I found some lovely I-have-no-idea-what-it-is fabric at Spotlight. It had a bright and blocky pattern and would be warmer than the satin. On the day before the picnic I made myself a second dress using this pattern and, to go with it, I made a bolero from Style 2302.
Sourced from my mother’s pattern stash.
On the morning of the picnic I machine-hemmed the eight-sided skirt and trimmed a straw hat to match (which has since been untrimmed). I was one of the few at the picnic who had decided to brave the weather in a dress; however I learnt the hard way that this skirt is difficult to control in the wind.
Or, alternatively, that it spins well.
I had wanted a bright print satin for this dress when I had made my first one so I was never entirely happy with the variegated fabric, so when I found some blue and green patterned satin it seemed like a good reason to make another one.  This time I added sleeves.

The sleeves are squares of fabric with the armhole shape cut out diagonally below centre.
All of the dresses have different skirt length and slightly different necklines. When cutting the pattern I initially cut the fabric straight along the shoulder seam line and then chose the neckline afterwards and shaped it while trying it on.
I don’t think I cut this neckline at all.
My first attempt at this dress is now a summer house dress. Because I can wear a satin 1930s Vionnet evening dress around the house during the day if I want to!

Saturday 7 December 2013

A quick project

Tunics form a staple part of my wardrobe. I’ve made several, all slightly different styles from A-line to fitted crossover.

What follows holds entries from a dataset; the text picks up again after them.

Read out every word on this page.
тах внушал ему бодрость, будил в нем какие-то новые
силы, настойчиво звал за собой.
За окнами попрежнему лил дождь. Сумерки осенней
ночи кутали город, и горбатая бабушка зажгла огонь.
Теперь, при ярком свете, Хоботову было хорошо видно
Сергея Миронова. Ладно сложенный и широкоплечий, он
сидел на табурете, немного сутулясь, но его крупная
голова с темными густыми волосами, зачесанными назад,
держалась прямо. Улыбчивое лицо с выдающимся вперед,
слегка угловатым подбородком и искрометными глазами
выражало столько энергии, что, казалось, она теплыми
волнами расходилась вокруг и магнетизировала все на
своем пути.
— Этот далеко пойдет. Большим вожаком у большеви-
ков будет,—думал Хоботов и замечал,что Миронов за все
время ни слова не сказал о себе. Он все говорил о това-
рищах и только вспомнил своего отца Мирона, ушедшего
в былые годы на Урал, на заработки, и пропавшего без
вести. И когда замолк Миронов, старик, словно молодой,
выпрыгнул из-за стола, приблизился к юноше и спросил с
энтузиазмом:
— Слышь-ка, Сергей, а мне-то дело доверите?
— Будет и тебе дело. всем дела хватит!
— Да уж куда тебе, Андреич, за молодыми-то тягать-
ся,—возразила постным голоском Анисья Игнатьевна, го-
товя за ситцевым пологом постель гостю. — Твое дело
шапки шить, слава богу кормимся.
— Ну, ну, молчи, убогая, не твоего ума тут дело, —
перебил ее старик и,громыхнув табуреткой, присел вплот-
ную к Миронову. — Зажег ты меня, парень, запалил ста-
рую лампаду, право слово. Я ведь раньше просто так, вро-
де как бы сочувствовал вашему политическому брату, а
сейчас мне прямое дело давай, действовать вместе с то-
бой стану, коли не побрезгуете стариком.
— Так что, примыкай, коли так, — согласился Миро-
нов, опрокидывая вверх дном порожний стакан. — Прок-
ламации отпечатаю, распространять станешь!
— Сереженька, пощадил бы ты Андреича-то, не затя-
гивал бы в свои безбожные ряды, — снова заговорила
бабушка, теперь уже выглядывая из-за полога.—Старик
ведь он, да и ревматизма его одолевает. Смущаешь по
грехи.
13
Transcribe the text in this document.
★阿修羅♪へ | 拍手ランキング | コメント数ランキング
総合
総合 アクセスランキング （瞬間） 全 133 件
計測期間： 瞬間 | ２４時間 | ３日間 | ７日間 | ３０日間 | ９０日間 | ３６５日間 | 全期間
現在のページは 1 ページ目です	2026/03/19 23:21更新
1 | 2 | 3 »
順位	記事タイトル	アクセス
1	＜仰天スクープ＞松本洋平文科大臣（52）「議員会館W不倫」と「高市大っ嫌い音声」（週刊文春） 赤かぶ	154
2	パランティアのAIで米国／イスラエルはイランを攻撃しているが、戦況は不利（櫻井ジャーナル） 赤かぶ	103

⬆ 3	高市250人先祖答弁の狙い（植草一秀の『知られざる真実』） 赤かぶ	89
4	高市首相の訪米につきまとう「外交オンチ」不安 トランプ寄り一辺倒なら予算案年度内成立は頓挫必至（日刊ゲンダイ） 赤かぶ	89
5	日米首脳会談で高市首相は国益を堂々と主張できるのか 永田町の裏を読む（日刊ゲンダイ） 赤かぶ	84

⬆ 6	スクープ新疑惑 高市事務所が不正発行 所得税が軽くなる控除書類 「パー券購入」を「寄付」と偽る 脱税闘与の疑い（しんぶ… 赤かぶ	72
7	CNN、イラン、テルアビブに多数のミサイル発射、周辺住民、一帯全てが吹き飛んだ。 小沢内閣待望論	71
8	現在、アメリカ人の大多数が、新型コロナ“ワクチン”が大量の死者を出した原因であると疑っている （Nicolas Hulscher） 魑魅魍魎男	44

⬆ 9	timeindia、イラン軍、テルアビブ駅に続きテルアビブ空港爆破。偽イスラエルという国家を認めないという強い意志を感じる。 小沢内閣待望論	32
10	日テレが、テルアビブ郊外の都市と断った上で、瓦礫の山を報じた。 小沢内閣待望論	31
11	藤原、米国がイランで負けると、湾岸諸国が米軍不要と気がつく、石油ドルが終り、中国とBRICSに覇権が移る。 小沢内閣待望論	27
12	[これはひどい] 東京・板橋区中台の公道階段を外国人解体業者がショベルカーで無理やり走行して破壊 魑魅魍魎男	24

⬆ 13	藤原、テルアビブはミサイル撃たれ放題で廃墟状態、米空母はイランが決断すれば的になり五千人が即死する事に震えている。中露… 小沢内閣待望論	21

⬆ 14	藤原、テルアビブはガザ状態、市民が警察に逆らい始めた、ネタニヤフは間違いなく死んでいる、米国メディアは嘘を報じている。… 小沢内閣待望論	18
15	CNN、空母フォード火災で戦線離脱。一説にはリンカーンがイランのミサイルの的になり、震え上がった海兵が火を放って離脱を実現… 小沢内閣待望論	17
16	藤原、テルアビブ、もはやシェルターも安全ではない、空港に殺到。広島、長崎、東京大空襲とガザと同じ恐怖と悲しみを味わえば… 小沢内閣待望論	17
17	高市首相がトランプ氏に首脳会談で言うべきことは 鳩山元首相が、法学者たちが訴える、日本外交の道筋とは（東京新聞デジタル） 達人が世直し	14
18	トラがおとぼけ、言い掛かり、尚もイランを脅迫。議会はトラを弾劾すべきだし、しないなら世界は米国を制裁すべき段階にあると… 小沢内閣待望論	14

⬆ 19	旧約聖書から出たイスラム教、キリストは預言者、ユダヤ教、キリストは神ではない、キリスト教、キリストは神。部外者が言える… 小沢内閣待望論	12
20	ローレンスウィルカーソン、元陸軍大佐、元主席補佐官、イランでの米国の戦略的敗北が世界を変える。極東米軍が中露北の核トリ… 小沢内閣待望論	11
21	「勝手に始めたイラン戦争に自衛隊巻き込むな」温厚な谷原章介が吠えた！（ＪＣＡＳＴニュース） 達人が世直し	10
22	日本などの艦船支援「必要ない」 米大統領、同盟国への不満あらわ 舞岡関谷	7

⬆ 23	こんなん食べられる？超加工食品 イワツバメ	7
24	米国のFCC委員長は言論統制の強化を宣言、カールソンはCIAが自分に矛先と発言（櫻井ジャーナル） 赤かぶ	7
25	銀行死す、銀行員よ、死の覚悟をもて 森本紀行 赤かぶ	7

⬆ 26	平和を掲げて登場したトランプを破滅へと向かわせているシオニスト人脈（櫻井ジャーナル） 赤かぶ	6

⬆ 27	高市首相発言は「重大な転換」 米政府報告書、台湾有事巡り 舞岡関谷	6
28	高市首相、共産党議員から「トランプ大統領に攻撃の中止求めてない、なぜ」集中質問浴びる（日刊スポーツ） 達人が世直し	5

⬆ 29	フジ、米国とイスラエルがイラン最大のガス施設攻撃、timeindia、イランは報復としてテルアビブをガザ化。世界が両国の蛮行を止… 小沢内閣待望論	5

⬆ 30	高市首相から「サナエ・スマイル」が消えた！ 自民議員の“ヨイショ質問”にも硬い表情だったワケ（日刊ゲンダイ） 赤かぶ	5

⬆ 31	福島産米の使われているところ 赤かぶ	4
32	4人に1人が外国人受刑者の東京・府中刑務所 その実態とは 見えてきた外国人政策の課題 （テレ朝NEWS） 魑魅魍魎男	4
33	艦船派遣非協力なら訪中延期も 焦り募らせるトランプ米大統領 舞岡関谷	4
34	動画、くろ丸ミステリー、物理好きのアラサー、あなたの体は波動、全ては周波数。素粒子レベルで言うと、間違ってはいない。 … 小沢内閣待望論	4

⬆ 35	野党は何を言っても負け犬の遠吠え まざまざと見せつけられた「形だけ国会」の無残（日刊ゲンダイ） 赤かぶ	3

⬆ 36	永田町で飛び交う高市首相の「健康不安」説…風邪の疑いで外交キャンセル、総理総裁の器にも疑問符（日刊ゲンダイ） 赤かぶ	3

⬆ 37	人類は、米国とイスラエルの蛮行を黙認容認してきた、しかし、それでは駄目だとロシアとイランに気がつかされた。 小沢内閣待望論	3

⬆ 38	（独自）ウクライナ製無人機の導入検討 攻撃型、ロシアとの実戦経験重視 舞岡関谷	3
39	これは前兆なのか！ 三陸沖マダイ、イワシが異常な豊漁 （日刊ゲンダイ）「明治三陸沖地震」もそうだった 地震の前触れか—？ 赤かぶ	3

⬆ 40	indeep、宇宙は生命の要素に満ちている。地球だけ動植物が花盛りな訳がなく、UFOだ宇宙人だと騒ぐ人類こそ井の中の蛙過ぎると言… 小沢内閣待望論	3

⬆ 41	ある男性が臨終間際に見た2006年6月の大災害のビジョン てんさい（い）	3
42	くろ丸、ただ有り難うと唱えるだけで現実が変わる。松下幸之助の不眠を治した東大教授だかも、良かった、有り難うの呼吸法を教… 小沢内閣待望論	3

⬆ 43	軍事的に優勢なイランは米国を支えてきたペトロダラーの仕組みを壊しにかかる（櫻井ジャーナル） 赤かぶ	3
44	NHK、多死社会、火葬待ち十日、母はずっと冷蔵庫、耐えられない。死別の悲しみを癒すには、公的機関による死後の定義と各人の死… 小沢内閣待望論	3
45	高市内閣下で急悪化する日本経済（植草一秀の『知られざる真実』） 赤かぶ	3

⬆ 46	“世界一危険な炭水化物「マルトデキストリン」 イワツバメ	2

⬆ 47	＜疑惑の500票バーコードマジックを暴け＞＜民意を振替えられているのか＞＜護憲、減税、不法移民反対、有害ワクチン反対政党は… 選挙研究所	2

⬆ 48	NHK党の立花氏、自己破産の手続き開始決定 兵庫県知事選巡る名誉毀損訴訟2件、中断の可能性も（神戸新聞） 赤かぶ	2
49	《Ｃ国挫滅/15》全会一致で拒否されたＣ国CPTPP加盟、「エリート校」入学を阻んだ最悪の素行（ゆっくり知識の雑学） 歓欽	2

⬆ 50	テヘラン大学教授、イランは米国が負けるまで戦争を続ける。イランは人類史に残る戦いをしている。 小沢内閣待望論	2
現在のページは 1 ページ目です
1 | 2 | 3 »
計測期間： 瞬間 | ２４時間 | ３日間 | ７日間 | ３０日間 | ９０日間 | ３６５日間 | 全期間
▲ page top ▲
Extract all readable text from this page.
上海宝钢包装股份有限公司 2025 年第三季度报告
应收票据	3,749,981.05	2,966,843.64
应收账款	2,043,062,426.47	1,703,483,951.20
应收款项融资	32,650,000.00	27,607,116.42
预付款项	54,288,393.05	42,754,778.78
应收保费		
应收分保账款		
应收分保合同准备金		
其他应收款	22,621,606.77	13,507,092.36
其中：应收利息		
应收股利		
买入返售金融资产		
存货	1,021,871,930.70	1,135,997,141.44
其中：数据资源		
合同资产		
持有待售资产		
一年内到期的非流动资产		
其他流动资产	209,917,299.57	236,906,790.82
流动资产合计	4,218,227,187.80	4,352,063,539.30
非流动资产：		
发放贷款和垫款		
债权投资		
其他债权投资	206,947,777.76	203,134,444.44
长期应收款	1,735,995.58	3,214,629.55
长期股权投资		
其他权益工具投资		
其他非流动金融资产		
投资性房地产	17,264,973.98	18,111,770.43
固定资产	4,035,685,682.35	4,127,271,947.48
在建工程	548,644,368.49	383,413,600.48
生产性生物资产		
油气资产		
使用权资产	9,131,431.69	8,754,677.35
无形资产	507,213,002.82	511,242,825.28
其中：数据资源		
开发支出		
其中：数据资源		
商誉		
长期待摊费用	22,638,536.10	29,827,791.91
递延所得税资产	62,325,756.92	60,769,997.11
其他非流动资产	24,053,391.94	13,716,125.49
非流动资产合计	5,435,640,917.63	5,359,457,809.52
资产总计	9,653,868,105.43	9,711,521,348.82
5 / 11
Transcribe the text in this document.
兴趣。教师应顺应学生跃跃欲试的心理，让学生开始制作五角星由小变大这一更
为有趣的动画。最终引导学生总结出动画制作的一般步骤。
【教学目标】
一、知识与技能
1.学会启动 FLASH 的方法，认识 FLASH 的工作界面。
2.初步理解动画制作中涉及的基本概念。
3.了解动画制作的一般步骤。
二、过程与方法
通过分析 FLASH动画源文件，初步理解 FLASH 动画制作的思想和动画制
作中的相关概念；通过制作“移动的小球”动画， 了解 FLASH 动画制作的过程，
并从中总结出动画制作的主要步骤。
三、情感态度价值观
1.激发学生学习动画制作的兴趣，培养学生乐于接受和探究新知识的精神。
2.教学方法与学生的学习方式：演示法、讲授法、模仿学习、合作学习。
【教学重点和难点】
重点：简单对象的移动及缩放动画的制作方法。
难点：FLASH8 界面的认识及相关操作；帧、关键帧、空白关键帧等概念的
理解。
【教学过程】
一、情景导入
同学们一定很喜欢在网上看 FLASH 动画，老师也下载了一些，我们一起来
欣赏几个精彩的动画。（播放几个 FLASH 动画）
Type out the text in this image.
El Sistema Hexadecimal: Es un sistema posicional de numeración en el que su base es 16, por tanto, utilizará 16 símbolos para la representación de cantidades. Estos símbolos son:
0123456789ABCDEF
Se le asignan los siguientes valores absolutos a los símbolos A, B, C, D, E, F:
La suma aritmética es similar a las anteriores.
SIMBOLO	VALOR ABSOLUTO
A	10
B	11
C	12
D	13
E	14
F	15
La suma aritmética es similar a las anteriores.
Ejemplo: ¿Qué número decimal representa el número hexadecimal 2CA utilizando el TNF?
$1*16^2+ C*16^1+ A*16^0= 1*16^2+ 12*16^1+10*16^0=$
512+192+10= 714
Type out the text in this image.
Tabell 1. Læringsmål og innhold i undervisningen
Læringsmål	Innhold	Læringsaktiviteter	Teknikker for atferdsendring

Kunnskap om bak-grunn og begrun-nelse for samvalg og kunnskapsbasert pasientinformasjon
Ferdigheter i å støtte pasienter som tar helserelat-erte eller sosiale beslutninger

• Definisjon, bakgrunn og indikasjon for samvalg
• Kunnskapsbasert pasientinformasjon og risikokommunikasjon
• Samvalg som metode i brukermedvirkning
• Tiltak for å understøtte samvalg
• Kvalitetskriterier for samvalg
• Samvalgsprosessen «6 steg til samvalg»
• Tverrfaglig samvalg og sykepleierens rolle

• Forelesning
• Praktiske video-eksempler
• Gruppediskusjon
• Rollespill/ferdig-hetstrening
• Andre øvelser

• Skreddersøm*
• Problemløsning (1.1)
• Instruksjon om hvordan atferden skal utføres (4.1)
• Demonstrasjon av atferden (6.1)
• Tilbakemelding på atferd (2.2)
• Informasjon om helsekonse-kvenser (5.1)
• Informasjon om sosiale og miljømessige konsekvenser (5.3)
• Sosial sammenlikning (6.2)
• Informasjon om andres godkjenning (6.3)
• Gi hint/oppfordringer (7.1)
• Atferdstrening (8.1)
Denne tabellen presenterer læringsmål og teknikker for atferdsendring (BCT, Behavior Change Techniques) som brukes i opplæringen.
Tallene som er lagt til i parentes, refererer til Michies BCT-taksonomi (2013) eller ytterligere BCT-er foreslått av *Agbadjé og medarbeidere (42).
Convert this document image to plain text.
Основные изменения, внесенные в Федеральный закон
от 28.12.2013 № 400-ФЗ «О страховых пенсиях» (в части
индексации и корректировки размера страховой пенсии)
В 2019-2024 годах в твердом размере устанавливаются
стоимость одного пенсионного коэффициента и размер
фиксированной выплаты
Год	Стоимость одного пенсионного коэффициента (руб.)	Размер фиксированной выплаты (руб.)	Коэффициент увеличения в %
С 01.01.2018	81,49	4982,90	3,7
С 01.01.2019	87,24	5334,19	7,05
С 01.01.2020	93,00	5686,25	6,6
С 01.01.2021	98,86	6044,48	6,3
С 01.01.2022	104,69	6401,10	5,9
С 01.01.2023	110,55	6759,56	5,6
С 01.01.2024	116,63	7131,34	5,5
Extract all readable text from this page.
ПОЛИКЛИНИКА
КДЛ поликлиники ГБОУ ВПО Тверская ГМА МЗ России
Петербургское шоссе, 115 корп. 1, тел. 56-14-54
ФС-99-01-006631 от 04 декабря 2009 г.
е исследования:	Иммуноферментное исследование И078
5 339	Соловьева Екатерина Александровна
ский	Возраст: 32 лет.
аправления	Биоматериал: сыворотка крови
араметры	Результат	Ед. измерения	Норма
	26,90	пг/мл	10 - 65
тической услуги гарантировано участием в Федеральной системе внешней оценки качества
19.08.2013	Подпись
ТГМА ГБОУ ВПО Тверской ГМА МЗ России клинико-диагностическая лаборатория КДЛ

While working on an outfit that required careful planning, patterning and execution (as-yet-unblogged) I decided I wanted to make something that would be finished quickly.

I had been brainstorming tunic designs, so I picked one and made up a pattern.
The one on the right.
The pattern was based on a pattern based on a pattern. (It started out as – but no longer resembles – McCall’s 3129.)  One of the changes was to make the side front and side back go up to the shoulder seam, rather than into the armhole.
Because this was to be a ‘quick project’ I didn’t make a muslin. I knew the top pattern fitted me so I figured it would be okay. It did fit, but was much less fitted than I wanted, so I had to take in all the seams to reduce it down to the fit I wanted.

I cut each front piece wide and fitted the angles of the crossover by hand. As this required very precise placing I basted the edges very close to the fold before cutting, neatening and hemming. I liked the look of the basting so much I kept it in.
The fabric is a curtain offcut that was in my stash. It has a lovely woven texture. The ribbons are also from the stash, which is why the ones on the inside don’t match and are odd lengths. I am considering buying some more of the purple ribbon and having another tie halfway up the front as it can gape a little.
The tunic closes with ribbon ties (because zips haven’t been invented yet).

This tunic was made to be a practical and versatile piece in my wardrobe so it can be worn with many things: pants, skirt, corset, short sleeves, long sleeves.